Strong EU membership aspirations, for example, spurred the government to pass the judicial reform last year, which aims at creating a more independent judiciary. The reform has the potential to sustainably improve the country's business environment, for example, by increasing the effectiveness of property rights enforcement. Implementation of the reform is currently on track with the formal vetting bodies established and several judges already leaving the system voluntarily or due to being forced out. This is a strong indication that these key reform efforts are sustainable, even though comprehensive reform and restructuring of the judicial system will require more time.
Further structural reforms are necessary to strengthen Albania's still-weak institutional framework, in our view. In general, the country has a considerable shadow economy, with prevalent corruption and constrained effectiveness of the rule of law.
We project that Albania's formal economy will expand by an average of 3.8% in real terms between 2018 and 2021, albeit still from a relatively low level of development. A number of large-scale investment projects currently underpin growth, and will likely be completed in 2019, including the Trans-Adriatic Pipeline (TAP), which will connect Albania with Italy and the Caspian Sea, as well as the construction of a hydropower plant. In addition, the tourism sector has indicated very solid growth rates over the past two years, and we see clear further development potential in this area.
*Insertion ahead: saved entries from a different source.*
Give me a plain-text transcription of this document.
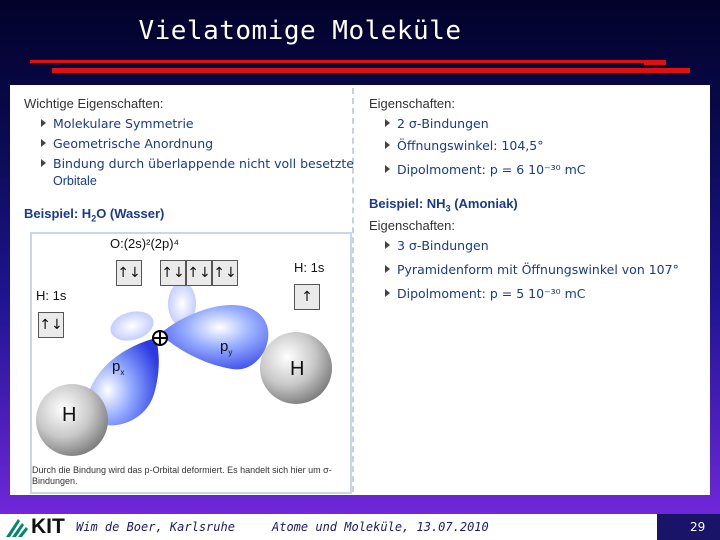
Vielatomige Moleküle
Wichtige Eigenschaften:
Molekulare Symmetrie
Geometrische Anordnung
Bindung durch überlappende nicht voll besetzte
Orbitale
Beispiel: $H_2O$ (Wasser)
O:(2s)²(2p)⁴
H: 1s
H: 1s
↑↓ ↑↓ ↑↓ ↑↓
↑
↑↓
$p_x$
$p_y$
H
H
Durch die Bindung wird das p-Orbital deformiert. Es handelt sich hier um σ-Bindungen.
Eigenschaften:
2 σ-Bindungen
Öffnungswinkel: 104,5°
Dipolmoment: p = 6 10⁻³⁰ mC
Beispiel: $NH_3$ (Amoniak)
Eigenschaften:
3 σ-Bindungen
Pyramidenform mit Öffnungswinkel von 107°
Dipolmoment: p = 5 10⁻³⁰ mC
KIT Wim de Boer, Karlsruhe	Atome und Moleküle, 13.07.2010	29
We consider that strong domestic demand, with rising consumption and private investment, will be a primary expansion engine, also aided by rising employment levels.
In the long term, government reforms could support an improved business environment and help the country to attract additional FDI. This would help unlock Albania's economic potential, for example in the areas of energy, tourism, and potentially in higher value-added sectors, such as business services, and information and communication technologies.
The stable outlook reflects our view that Albania will deliver solid economic growth and is unlikely to incur significant fiscal or external imbalances over the next three to four years.
A stronger and more pronounced period of sustainable economic growth, fostered by continuous attraction of foreign direct investment (FDI) and successfully combatting of the informal economy, could lead to a positive rating action. An upgrade could also follow if fiscal consolidation strengthened beyond our base case leading to a more pronounced downward trajectory for public debt, or a lower interest bill as a share of government revenues. Additionally, effective de-euroization efforts by the Bank of Albania (BoA) would enhance monetary transmission and could put upward pressure on the ratings.
We might take a negative rating action if we observed material fiscal slippages, resulting from higher fiscal deficits or materialization of contingent liabilities from PPP projects or arrears. We could also lower the rating if we observed a prolonged period of repressed credit growth, pointing to weaker monetary transition mechanisms."